Easy Dynamic Regular Expressions with Tagged Template Literals and Proxies

3 min read 0 comments Report broken page

If you use regular expressions a lot, you probably also create them from existing strings that you first need to escape in case they contain special characters that need to be matched literally, like $ or +. Usually, a helper function is defined (hopefully this will soon change as RegExp.escape() is coming!) that basically looks like this:

var escapeRegExp = s => s.replace(/[-\/\\^$*+?.()|[\]{}]/g, "\\$&");

and then regexps are created by escaping the static strings and concatenating them with the rest of the regex like this:

var regex = RegExp(escapeRegExp(start) + '([\\S\\s]+?)' + escapeRegExp(end), "gi")

or, with ES6 template literals, like this:

var regex = RegExp(`${escapeRegExp(start)}([\\S\\s]+?)${escapeRegExp(end)}`, "gi")

(In case you were wondering, this regex is taken directly from the Mavo source code)

Isn’t this horribly verbose? What if we could define a regex with just a template literal (`${start}([\\S\\s]+?)${end}` for the regex above) and it just worked? Well, it turns out we can! If you haven’t seen tagged template literals before, I suggest you click that MDN link and read up. Basically, you can prepend an ES6 template literal with a reference to a function and the function accepts the static parts of the string and the dynamic parts separately, allowing you to operate on them!

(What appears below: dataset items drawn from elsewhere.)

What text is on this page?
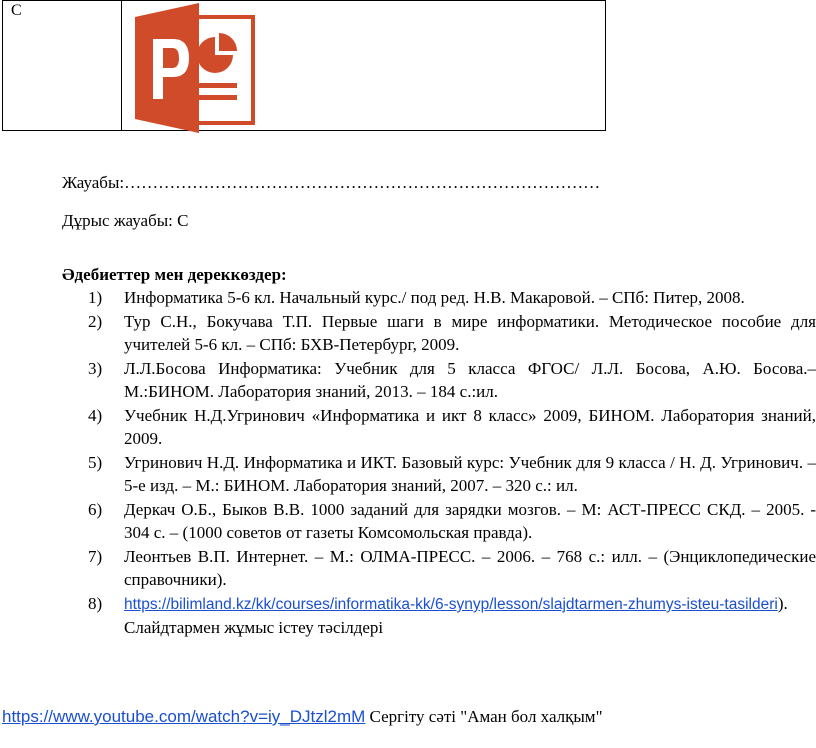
C
Жауабы:…………………………………………………………………………
Дұрыс жауабы: С
Әдебиеттер мен дереккөздер:
1) Информатика 5-6 кл. Начальный курс./ под ред. Н.В. Макаровой. – СПб: Питер, 2008.
2) Тур С.Н., Бокучава Т.П. Первые шаги в мире информатики. Методическое пособие для учителей 5-6 кл. – СПб: БХВ-Петербург, 2009.
3) Л.Л.Босова Информатика: Учебник для 5 класса ФГОС/ Л.Л. Босова, А.Ю. Босова.– М.:БИНОМ. Лаборатория знаний, 2013. – 184 с.:ил.
4) Учебник Н.Д.Угринович «Информатика и икт 8 класс» 2009, БИНОМ. Лаборатория знаний, 2009.
5) Угринович Н.Д. Информатика и ИКТ. Базовый курс: Учебник для 9 класса / Н. Д. Угринович. – 5-е изд. – М.: БИНОМ. Лаборатория знаний, 2007. – 320 с.: ил.
6) Деркач О.Б., Быков В.В. 1000 заданий для зарядки мозгов. – М: АСТ-ПРЕСС СКД. – 2005. - 304 с. – (1000 советов от газеты Комсомольская правда).
7) Леонтьев В.П. Интернет. – М.: ОЛМА-ПРЕСС. – 2006. – 768 с.: илл. – (Энциклопедические справочники).
8) https://bilimland.kz/kk/courses/informatika-kk/6-synyp/lesson/slajdtarmen-zhumys-isteu-tasilderi). Слайдтармен жұмыс істеу тәсілдері
https://www.youtube.com/watch?v=iy_DJtzl2mM Сергіту сәті "Аман бол халқым"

So, what if we defined such a function that returns a RegExp object and escapes the dynamic parts? Let’s try to do that:

var regexp = (strings, ...values) => {
	return RegExp(strings[0] + values.map((v, i) => escapeRegExp(v) + strings[i+1]).join(""))
};

And now we can try it in the console:

> regexp`^${'/*'}([\\S\\s]+?)${'*/'}`;
< /^\/\*([\S\s]+?)\*\//

Won’t somebody, please, think of the flags?!

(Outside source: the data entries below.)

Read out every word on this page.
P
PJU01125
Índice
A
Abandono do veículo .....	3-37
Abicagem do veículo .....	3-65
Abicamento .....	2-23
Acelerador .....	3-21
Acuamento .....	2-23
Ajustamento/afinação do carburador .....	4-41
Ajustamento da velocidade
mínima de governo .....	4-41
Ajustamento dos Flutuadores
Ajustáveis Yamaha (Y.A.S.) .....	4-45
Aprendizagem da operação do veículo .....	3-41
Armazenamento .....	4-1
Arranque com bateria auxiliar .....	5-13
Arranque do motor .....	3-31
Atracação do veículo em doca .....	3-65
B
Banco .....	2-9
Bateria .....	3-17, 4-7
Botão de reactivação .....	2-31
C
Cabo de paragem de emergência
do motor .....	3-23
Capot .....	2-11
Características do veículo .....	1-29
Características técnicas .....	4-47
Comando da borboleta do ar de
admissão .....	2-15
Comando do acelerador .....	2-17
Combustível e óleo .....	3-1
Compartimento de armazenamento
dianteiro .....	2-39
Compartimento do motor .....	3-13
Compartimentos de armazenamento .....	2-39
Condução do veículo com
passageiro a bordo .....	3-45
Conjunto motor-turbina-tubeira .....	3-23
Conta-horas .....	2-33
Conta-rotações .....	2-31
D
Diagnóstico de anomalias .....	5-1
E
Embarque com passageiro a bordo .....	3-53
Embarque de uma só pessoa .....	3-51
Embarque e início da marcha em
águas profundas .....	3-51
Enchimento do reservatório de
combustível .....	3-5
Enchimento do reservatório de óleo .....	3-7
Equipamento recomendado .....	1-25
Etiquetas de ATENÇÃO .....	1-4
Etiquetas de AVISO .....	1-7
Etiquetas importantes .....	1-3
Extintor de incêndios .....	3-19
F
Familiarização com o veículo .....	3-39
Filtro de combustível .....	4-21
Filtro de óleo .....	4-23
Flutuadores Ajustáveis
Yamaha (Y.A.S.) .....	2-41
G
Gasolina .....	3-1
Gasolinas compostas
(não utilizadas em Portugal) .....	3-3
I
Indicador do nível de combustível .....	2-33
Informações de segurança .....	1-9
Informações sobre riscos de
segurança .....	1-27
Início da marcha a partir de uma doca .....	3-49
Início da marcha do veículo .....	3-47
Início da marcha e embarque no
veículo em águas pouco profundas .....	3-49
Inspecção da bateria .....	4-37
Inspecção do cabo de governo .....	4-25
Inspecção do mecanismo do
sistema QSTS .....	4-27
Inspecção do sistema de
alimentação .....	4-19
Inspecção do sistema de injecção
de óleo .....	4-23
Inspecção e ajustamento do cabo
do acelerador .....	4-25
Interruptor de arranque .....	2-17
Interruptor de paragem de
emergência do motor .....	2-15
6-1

This is all fine and dandy, but how do we specify flags? Note that the original regexp had flags (“gi”). The tagged template syntax doesn’t really allow us to pass in any additional parameters. However, thanks to functions being first-class objects in JS, we can have a function that takes the flags in as parameters and returns a function that generates regexps with the right flags:

var regexp = flags => {
	return (strings, ...values) => {
		var pattern = strings[0] + values.map((v, i) => escapeRegExp(v) + strings[i+1]).join("")
		return RegExp(pattern, flags);
	}
};

And now we can try it in the console:

> regexp("gi")`^${'/*'}([\\S\\s]+?)${'*/'}`;
< /^\/\*([\S\s]+?)\*\//gi

This works nice, but now even if we don’t want any flags, we can’t use the nice simple syntax we had earlier, we need to include a pair of empty parens:

> regexp()`^${'/*'}([\\S\\s]+?)${'*/'}`;
< /^\/\*([\S\s]+?)\*\//

Can we have our cake and eat it too? Can we have the short parenthesis-less syntax when we have no flags, and still be able to specify flags? Of course! We can check the arguments we have and either return a function, or call the function. If our function is used as a tag, the first argument will be an array (thanks Roman!). If we’re expecting it to return a function, the first argument would be a string: the flags. So, let’s try this approach!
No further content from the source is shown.